Beside his rather modern sounding training philosophy, Pluvinel also advanced the technical, gymnastic side of training over his predecessors. In order to supple the horse more effectively, he worked on two tracks, rode voltes, as well as turns on the forehand in motion and passades around a single pillar. He is also said to have invented the work between two pillars, which is a highly effective tool for suppling the hips laterally, flexing the haunches longitudinally, and for developing the piaffe as well as the levade.

Antoine de Pluvinel - Single Pillar The single pillar marked the center of the turn on the forehand in motion and the passade.
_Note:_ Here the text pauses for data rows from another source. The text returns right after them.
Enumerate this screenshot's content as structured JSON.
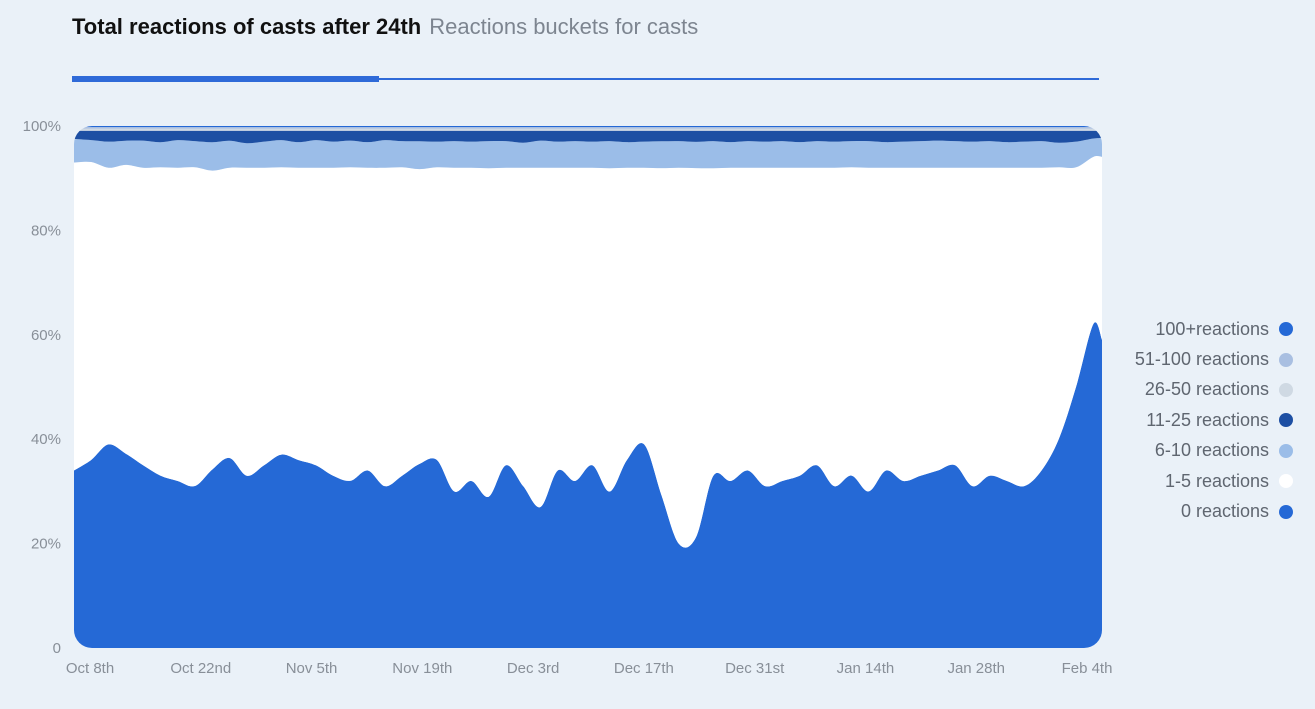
{
  "header": {
    "title": "Total reactions of casts after 24th",
    "subtitle": "Reactions buckets for casts"
  },
  "chart_data": {
    "type": "area",
    "stacked": true,
    "normalized": true,
    "title": "Total reactions of casts after 24th",
    "subtitle": "Reactions buckets for casts",
    "xlabel": "",
    "ylabel": "",
    "ylim": [
      0,
      100
    ],
    "y_ticks": [
      "0",
      "20%",
      "40%",
      "60%",
      "80%",
      "100%"
    ],
    "x_ticks": [
      "Oct 8th",
      "Oct 22nd",
      "Nov 5th",
      "Nov 19th",
      "Dec 3rd",
      "Dec 17th",
      "Dec 31st",
      "Jan 14th",
      "Jan 28th",
      "Feb 4th"
    ],
    "x": [
      "2023-10-08",
      "2023-10-10",
      "2023-10-12",
      "2023-10-14",
      "2023-10-16",
      "2023-10-18",
      "2023-10-20",
      "2023-10-22",
      "2023-10-24",
      "2023-10-26",
      "2023-10-28",
      "2023-10-30",
      "2023-11-01",
      "2023-11-03",
      "2023-11-05",
      "2023-11-07",
      "2023-11-09",
      "2023-11-11",
      "2023-11-13",
      "2023-11-15",
      "2023-11-17",
      "2023-11-19",
      "2023-11-21",
      "2023-11-23",
      "2023-11-25",
      "2023-11-27",
      "2023-11-29",
      "2023-12-01",
      "2023-12-03",
      "2023-12-05",
      "2023-12-07",
      "2023-12-09",
      "2023-12-11",
      "2023-12-13",
      "2023-12-15",
      "2023-12-17",
      "2023-12-19",
      "2023-12-21",
      "2023-12-23",
      "2023-12-25",
      "2023-12-27",
      "2023-12-29",
      "2023-12-31",
      "2024-01-02",
      "2024-01-04",
      "2024-01-06",
      "2024-01-08",
      "2024-01-10",
      "2024-01-12",
      "2024-01-14",
      "2024-01-16",
      "2024-01-18",
      "2024-01-20",
      "2024-01-22",
      "2024-01-24",
      "2024-01-26",
      "2024-01-28",
      "2024-01-30",
      "2024-02-01",
      "2024-02-03",
      "2024-02-04"
    ],
    "series": [
      {
        "name": "0 reactions",
        "color": "#2569d6",
        "values": [
          34,
          36,
          39,
          37,
          35,
          33,
          32,
          31,
          34,
          36,
          33,
          35,
          37,
          36,
          35,
          33,
          32,
          34,
          31,
          33,
          35,
          36,
          30,
          32,
          29,
          35,
          31,
          27,
          34,
          32,
          35,
          30,
          36,
          39,
          29,
          20,
          21,
          33,
          32,
          34,
          31,
          32,
          33,
          35,
          31,
          33,
          30,
          34,
          32,
          33,
          34,
          35,
          31,
          33,
          32,
          31,
          34,
          40,
          50,
          62,
          59
        ]
      },
      {
        "name": "1-5 reactions",
        "color": "#ffffff",
        "values": [
          59,
          57,
          53,
          55,
          57,
          59,
          60,
          61,
          57,
          55,
          59,
          57,
          55,
          56,
          57,
          59,
          60,
          58,
          61,
          59,
          56,
          56,
          62,
          60,
          63,
          57,
          61,
          65,
          58,
          60,
          57,
          62,
          56,
          53,
          62,
          72,
          70,
          59,
          60,
          58,
          61,
          60,
          59,
          57,
          61,
          59,
          62,
          58,
          60,
          59,
          58,
          57,
          61,
          59,
          60,
          61,
          58,
          52,
          42,
          32,
          35
        ]
      },
      {
        "name": "6-10 reactions",
        "color": "#9bbde8",
        "values": [
          4.5,
          4.2,
          5.0,
          4.6,
          5.2,
          4.8,
          5.3,
          5.0,
          5.4,
          5.1,
          4.7,
          5.0,
          5.2,
          4.9,
          5.3,
          5.0,
          5.1,
          4.9,
          5.3,
          5.0,
          5.3,
          4.9,
          5.1,
          5.0,
          5.2,
          5.1,
          4.8,
          5.2,
          5.0,
          5.1,
          5.0,
          5.2,
          4.9,
          5.0,
          5.1,
          5.1,
          5.0,
          5.2,
          4.9,
          5.1,
          5.0,
          5.1,
          4.9,
          5.1,
          5.0,
          5.0,
          5.1,
          4.9,
          5.0,
          5.1,
          5.2,
          5.1,
          5.0,
          5.1,
          4.9,
          5.0,
          5.1,
          4.7,
          4.9,
          3.5,
          3.6
        ]
      },
      {
        "name": "11-25 reactions",
        "color": "#1d4fa3",
        "values": [
          1.6,
          1.8,
          2.1,
          1.9,
          1.9,
          2.2,
          1.8,
          2.0,
          2.2,
          1.9,
          2.4,
          2.1,
          1.8,
          2.2,
          1.8,
          2.1,
          1.9,
          2.2,
          1.8,
          2.0,
          2.0,
          2.1,
          2.0,
          2.1,
          2.0,
          2.0,
          2.3,
          1.9,
          2.1,
          2.0,
          2.1,
          2.0,
          2.2,
          2.1,
          2.0,
          2.0,
          2.1,
          2.0,
          2.2,
          2.0,
          2.1,
          2.0,
          2.2,
          2.0,
          2.1,
          2.0,
          2.0,
          2.2,
          2.1,
          2.0,
          1.9,
          2.0,
          2.1,
          2.0,
          2.2,
          2.1,
          2.0,
          2.3,
          2.1,
          1.5,
          1.4
        ]
      },
      {
        "name": "26-50 reactions",
        "color": "#cfd9e3",
        "values": [
          0.4,
          0.4,
          0.4,
          0.4,
          0.4,
          0.4,
          0.4,
          0.4,
          0.4,
          0.4,
          0.4,
          0.4,
          0.4,
          0.4,
          0.4,
          0.4,
          0.4,
          0.4,
          0.4,
          0.4,
          0.4,
          0.4,
          0.4,
          0.4,
          0.4,
          0.4,
          0.4,
          0.4,
          0.4,
          0.4,
          0.4,
          0.4,
          0.4,
          0.4,
          0.4,
          0.4,
          0.4,
          0.4,
          0.4,
          0.4,
          0.4,
          0.4,
          0.4,
          0.4,
          0.4,
          0.4,
          0.4,
          0.4,
          0.4,
          0.4,
          0.4,
          0.4,
          0.4,
          0.4,
          0.4,
          0.4,
          0.4,
          0.4,
          0.4,
          0.4,
          0.4
        ]
      },
      {
        "name": "51-100 reactions",
        "color": "#a9bfe1",
        "values": [
          0.3,
          0.3,
          0.3,
          0.3,
          0.3,
          0.3,
          0.3,
          0.3,
          0.3,
          0.3,
          0.3,
          0.3,
          0.3,
          0.3,
          0.3,
          0.3,
          0.3,
          0.3,
          0.3,
          0.3,
          0.3,
          0.3,
          0.3,
          0.3,
          0.3,
          0.3,
          0.3,
          0.3,
          0.3,
          0.3,
          0.3,
          0.3,
          0.3,
          0.3,
          0.3,
          0.3,
          0.3,
          0.3,
          0.3,
          0.3,
          0.3,
          0.3,
          0.3,
          0.3,
          0.3,
          0.3,
          0.3,
          0.3,
          0.3,
          0.3,
          0.3,
          0.3,
          0.3,
          0.3,
          0.3,
          0.3,
          0.3,
          0.3,
          0.3,
          0.3,
          0.3
        ]
      },
      {
        "name": "100+reactions",
        "color": "#2569d6",
        "values": [
          0.2,
          0.2,
          0.2,
          0.2,
          0.2,
          0.2,
          0.2,
          0.2,
          0.2,
          0.2,
          0.2,
          0.2,
          0.2,
          0.2,
          0.2,
          0.2,
          0.2,
          0.2,
          0.2,
          0.2,
          0.2,
          0.2,
          0.2,
          0.2,
          0.2,
          0.2,
          0.2,
          0.2,
          0.2,
          0.2,
          0.2,
          0.2,
          0.2,
          0.2,
          0.2,
          0.2,
          0.2,
          0.2,
          0.2,
          0.2,
          0.2,
          0.2,
          0.2,
          0.2,
          0.2,
          0.2,
          0.2,
          0.2,
          0.2,
          0.2,
          0.2,
          0.2,
          0.2,
          0.2,
          0.2,
          0.2,
          0.2,
          0.2,
          0.2,
          0.2,
          0.2
        ]
      }
    ],
    "legend": [
      {
        "label": "100+reactions",
        "color": "#2569d6"
      },
      {
        "label": "51-100 reactions",
        "color": "#a9bfe1"
      },
      {
        "label": "26-50 reactions",
        "color": "#cfd9e3"
      },
      {
        "label": "11-25 reactions",
        "color": "#1d4fa3"
      },
      {
        "label": "6-10 reactions",
        "color": "#9bbde8"
      },
      {
        "label": "1-5 reactions",
        "color": "#ffffff"
      },
      {
        "label": "0 reactions",
        "color": "#2569d6"
      }
    ],
    "legend_position": "right",
    "grid": false
  }
}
In order for these exercises to be effective, the horse has to execute two round concentric circles with his shoulders and his haunches, while his spine has to be parallel to the radius of the circles. In the turn on the forehand in motion the forehand describes the smaller circle, while the haunches describe the larger circle, which means that the hind legs have to take bigger steps than the front legs. Consequently, the exercise supples the hip joints of the horse. The horse is bent around the laterally driving leg, against the direction of the movement. This helps tremendously in teaching the horse to relax on the inside aids, which allows him to stretch into the outside aids and allows the collecting half halts of the outside rein to go through. The turn on the forehand in motion is historically as well as gymnastically a precursor of the shoulder-in.

Antoine de Pluvinel In the passade, which could be called a turn on the haunches in motion, the hindquarters are closer to the center of the circle, whereas the shoulders are on the larger circle. As a result, the exercise supples predominantly the shoulders. The horse is bent in the direction of the movement, which makes the passade similar to the haunches-in and half pass.

In addition, the part of the horse that is closer to the center of the circle tends to carry more of the body mass, while the part that is farther away from the center tends to be relieved. In the turn on the forehand in motion the body mass is generally supported more by the front legs, whereas in the passade the hind legs carry a larger share of the weight. Both are excellent suppling exercises that teach the horse to follow the motion of the rider’s pelvis as well as to yield to leg pressure.